01net Hors-Série – Juillet-Aout 2016
ROBOTS
Stéphane Barge, avec Sylvain Biget
''Rien n'existe dans notre intelligence qui n'ait d'abord été dans

nos sens'' disait Démocrite. L'Homme s'en remet à ses sensations, les droïdes en font autant, l'intelligence artificielle serait inutile sans perception de l'environnement. Le problème étant de doter les robots d'aptitudes façonnées par la nature pendant des millions d'années. Heureusement, ou pas, le boom des nanotechnologie est en passe de nous, et leur, donner les moyens d'y parvenir en permettant la conception de capteurs minuscules et performants. Les machines sont en route pour l'empire des sens.
Yingluck Shinawatra, ex première ministre de Thaïlande, s'est fait faire un robot goûteur. E-delicious analyse notamment currys et soupes Tom yam pour vérifier que les recettes sont conformes aux goûts de sa patronne. Il utilise des capteurs électroniques imitant nos papilles distinguant cinq saveurs primaires – le sucré, le salé, l'amer, l'acide et ''l'umami'', le savoureux. Plus le piquant d'un piment, la fraîcheur de la menthe que transmet notre nerf trijumeau intervenant dans la mastication.
Les ''palais électroniques'' sont exploités par l'agroalimentaire pour déguster café, soda, et même vin. Les chercheurs de l'université de Washington utilisent la langue conçue par l'expert français Alpha MOS pour tester les crus dont l'intensité des saveurs est déterminée avec une précision moléculaire. Informations fournies aux viticulteurs qui peuvent alors modifier leurs productions.
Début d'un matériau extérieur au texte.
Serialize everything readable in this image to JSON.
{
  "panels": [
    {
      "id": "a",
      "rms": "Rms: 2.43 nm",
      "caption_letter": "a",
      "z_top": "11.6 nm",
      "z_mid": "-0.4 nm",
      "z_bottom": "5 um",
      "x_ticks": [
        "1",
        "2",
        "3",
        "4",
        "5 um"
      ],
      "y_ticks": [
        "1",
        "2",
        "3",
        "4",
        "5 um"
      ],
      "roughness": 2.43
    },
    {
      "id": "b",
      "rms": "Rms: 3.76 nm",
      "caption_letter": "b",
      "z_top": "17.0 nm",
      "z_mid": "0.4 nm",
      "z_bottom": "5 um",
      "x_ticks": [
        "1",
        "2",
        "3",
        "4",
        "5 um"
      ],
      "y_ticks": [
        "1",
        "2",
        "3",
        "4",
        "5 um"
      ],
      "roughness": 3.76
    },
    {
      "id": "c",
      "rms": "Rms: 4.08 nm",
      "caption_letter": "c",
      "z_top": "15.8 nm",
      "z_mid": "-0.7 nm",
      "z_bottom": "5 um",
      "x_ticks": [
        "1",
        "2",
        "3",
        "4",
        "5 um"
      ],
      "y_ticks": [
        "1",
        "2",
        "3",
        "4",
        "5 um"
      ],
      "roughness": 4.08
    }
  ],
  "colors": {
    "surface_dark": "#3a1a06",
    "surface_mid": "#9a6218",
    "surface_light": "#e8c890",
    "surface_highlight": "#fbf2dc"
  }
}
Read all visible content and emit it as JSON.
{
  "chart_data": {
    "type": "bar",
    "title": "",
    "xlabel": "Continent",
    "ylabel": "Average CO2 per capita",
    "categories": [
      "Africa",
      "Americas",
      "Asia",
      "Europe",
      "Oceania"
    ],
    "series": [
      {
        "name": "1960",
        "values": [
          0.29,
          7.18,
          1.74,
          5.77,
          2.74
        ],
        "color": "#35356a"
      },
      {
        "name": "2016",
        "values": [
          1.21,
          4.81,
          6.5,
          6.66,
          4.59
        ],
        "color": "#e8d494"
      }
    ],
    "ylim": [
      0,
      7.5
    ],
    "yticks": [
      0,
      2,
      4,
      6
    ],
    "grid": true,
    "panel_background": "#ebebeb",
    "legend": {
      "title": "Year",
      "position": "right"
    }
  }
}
Diya One pèse trente kilos et possède un nez inimitable. Ce robot, conçu par un polytechnicien, est doté d'un odorat capable de renifler les molécules polluant l'air des bureaux et maisons. Il aspire les composés organiques volatils et les particules fines dans le but de purifier l'atmosphère intérieure. Difficile de reproduire le fonctionnement des millions de cellules de notre appareil olfactif, ni les neurones tapis dans nos fosses nasales chargés de transmettre ces odeurs jusqu'au cerveau. Pourtant la recherche progresse, C2Sense a conçu un nez reconnaissant les fruits périmés en reniflant l'éthylène qu'ils dégagent quand ils sont trop murs. Il pourrait repérer la viande avariée libérant de l'amine ou du poisson pas frais produisant de l'ammoniac. Dans le domaine médical les nez robotisés seront plus utiles. Certains sont capables de diagnostiquer un cancer de la prostate en reniflant l'urine alors que d'autres décèlent une lésion à l'estomac en respirant l'haleine du patient.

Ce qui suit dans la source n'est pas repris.